A word of warning though – this project takes time and it is good to sketch out your design ahead of time.

My current rug started two years ago and immediately I hated the colour combination I created. I restarted this Spring re-doing 80% of the design and changing the colours to reflect a tea towel and old tin sign in my kitchen.

 

 

STEP ONE: Determine the size of your rug and add four inches to the perimeter of your measurement. (For example, say your rug is 28″ wide, your cloth measurement will be 36″). Purchase a heavy quality canvas from your local art store big enough for your project. Make sure it has no wrinkles or folds in it because you won’t be able to get them out! You can cheat by buying pre-primed canvas but I don’t recommend it, as the fabric seems to be too thin for the wear of a rug and doesn’t have the weight to stay in place on the floor. While you can buy an anti-slip pad to solve this problem, the texture of the pad will show through. Trust me, I’ve tried it and it looks awful!

Cut your canvas with the 4″ perimeter attached. Using a latex wall paint, paint the top of the canvas. Let dry flat. Paint the bottom of the canvas. Let dry flat. Paint the top again. By painting the top, then the bottom, then the top, you will be shrinking the canvas so it will lie flat.

Draw your rug shape on the painted canvas lightly with a pencil. Include your 4″ perimeter border. Pre-fold your border and cut off your corners. Fold your 4″ border to the underside and glue, weighing the border down with books, paint pails, or anything you have on hand that is heavy.

STEP TWO: Voila! You have a blank canvas rug! Paint away your creation using artist paints or wall paint. Paint borders using green painters tape. A recommendation is a new product from Home Depot named “Behr Paint and Primer in One”. While rather thick, the paint covers the rug surface wonderfully and avoids you needing to put several coats on the surface to achieve a rich colour. Is cost an issue? Try the mini pots of paint or “testers” for around $5, which Home Depot will mix in any colour you choose, saving you from mixing colours to match your vision.

Originally when painting this rug, I wanted a black and white tile scheme. It was far too drastic and with the blue border…oh! It was like a bad fifties diner. I had a creative breakdown and threw the rug in a closet for a year. Yes, a year! This left the surface bumpy and creased. Hating the blue, I decided to paint a freehand paisley pattern with a dark brown while deciding what to do with the tiles.

Taking a cue from my inspiration, I repainted my mistakes and the rug flattened itself out from the folds of storage. I changed the white squares to yellow and black squares to a dark blue. Again, I found the tiles too bright!

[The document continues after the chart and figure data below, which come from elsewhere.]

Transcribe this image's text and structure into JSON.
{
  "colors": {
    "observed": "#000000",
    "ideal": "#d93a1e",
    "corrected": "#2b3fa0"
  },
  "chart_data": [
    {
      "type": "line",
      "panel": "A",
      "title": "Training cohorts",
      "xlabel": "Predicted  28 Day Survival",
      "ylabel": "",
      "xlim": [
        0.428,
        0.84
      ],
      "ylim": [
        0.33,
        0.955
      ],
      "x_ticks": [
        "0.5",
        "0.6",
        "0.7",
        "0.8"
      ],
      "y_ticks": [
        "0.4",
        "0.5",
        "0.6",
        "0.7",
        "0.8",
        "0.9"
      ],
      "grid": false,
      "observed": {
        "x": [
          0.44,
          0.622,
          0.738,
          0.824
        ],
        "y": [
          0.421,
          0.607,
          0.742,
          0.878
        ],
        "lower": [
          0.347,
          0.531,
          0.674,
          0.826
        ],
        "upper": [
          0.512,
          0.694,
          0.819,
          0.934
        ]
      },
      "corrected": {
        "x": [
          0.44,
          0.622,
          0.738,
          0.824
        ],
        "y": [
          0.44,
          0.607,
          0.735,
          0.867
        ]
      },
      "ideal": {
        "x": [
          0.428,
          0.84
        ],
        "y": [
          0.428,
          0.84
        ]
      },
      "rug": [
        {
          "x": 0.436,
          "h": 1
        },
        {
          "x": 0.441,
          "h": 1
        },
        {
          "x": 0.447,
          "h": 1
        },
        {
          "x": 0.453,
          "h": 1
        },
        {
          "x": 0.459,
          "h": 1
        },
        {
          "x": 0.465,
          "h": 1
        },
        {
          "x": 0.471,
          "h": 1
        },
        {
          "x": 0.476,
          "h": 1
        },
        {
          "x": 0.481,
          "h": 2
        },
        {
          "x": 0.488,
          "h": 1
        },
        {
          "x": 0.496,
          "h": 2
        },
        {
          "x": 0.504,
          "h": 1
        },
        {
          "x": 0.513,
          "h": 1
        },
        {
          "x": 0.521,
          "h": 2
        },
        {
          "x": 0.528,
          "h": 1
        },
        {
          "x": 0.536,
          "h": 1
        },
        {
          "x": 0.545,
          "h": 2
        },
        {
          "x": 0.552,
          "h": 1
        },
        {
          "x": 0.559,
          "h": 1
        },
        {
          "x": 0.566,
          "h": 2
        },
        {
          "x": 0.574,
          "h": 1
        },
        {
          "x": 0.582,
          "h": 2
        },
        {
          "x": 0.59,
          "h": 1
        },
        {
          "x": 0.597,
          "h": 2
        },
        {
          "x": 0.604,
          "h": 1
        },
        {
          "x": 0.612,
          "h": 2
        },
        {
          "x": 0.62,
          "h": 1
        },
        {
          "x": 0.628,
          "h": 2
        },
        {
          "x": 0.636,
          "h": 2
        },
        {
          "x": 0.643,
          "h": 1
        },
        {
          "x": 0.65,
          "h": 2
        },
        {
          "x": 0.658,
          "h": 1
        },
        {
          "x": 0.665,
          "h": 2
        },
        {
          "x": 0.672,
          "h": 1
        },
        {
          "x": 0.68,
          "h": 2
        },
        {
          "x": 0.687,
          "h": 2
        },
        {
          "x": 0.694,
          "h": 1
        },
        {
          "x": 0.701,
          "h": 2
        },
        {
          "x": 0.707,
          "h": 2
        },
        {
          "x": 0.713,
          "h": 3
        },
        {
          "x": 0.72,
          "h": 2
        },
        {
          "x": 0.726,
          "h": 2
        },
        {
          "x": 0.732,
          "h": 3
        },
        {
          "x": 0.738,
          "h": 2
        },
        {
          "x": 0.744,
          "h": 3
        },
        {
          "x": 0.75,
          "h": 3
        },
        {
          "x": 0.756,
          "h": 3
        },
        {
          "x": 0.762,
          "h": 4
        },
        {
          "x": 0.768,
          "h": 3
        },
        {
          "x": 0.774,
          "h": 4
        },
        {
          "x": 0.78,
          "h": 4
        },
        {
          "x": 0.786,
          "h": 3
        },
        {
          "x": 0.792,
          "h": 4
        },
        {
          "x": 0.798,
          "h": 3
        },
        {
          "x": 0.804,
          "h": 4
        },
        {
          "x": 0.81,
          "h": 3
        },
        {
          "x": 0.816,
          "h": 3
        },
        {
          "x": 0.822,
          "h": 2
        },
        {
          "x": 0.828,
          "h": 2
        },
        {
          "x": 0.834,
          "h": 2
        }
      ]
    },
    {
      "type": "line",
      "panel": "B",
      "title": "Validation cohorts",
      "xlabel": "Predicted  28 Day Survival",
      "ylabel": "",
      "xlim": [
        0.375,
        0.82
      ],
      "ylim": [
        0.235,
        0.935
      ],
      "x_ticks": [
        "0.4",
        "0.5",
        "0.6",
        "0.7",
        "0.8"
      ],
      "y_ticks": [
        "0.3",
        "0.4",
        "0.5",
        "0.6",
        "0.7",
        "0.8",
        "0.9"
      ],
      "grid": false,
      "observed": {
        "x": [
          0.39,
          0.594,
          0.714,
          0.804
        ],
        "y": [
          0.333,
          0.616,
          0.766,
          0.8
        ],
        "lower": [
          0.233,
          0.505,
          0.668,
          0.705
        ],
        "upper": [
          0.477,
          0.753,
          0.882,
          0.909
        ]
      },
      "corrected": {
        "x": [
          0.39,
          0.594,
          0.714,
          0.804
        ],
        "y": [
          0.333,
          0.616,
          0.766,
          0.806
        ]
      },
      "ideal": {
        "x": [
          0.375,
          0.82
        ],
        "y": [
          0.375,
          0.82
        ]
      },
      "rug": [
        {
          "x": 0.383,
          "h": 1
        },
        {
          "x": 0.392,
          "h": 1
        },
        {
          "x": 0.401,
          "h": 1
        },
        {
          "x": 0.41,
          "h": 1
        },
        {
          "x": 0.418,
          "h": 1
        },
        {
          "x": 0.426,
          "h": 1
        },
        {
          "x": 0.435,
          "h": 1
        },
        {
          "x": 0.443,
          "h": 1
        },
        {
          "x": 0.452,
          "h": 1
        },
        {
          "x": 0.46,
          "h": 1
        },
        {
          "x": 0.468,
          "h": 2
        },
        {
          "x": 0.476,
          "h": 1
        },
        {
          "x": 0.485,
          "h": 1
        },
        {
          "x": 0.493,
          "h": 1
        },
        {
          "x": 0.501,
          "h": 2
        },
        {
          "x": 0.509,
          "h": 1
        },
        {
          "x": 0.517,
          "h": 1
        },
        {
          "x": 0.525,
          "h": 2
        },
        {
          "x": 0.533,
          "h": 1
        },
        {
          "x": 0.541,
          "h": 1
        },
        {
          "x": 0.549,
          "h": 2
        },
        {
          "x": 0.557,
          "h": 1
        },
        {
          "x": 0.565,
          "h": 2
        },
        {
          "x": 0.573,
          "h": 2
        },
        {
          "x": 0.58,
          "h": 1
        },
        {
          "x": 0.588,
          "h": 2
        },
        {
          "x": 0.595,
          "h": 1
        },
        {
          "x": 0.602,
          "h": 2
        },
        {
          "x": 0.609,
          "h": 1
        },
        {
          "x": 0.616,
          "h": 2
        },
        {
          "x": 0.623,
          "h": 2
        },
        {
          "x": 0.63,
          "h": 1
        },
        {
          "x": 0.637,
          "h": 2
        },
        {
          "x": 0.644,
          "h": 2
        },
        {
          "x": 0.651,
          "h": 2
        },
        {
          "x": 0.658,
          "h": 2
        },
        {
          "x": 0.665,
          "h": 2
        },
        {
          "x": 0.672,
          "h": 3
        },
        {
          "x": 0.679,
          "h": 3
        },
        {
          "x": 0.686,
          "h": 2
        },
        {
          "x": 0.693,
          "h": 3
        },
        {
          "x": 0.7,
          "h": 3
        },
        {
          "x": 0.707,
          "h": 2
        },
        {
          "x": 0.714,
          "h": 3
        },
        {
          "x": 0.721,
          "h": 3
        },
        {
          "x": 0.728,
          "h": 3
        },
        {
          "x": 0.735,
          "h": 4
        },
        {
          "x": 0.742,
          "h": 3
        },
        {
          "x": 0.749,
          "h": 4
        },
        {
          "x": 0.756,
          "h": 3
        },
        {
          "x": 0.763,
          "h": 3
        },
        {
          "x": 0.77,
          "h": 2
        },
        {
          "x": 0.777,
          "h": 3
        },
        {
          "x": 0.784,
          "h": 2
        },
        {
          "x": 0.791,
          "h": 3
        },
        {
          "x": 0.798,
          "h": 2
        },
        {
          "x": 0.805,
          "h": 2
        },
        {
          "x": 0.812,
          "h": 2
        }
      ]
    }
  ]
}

Using the brown paint, I made a wash (brown paint thinned with water) and covered the entire surface of the rug. Avoid brushstrokes while doing this by having some paper towels on hand to dab the paint.

STEP THREE: To make the rug durable and waterproof, you must Varathane it. Most Varathane’s are oil based and you must use them outside for ventilation purposes. I coated my rug on a sunny day on my apartment driveway. Coat your rug with two coats of varnish (two,three hours between coats), paying special attention to the edges of the rug which seem to wear easily. You will find between coats you will miss areas no matter how hard you tried to avoid them (so don’t skip the second coat)! There are aerosol Varathane sprays, yet I find they result in spotty patches of varnish. I varnished my rug with a brush from the dollar store that I would place in a plastic bag between coats and tossed after the project.

Big tip: are your hands sticky from the varnish? Use a drop of vegetable oil on your hands to brake down the Varathane and wash with soap and water.

Adding varnish to the rug will bring out the colour of your paint so don’t skip out on it! Your rug will smell for the first few days and you may like to have it off-gas in the garage for 24 hours. Your rug’s surface will be shiny for the first few months of use but it will dull as you walk on it. It may also slide on your linoleum or wood floor so you may need a non-slip mat underneath if you don’t have say, a table, weighing it down. Enjoy the compliments you will receive and expect orders to flood in!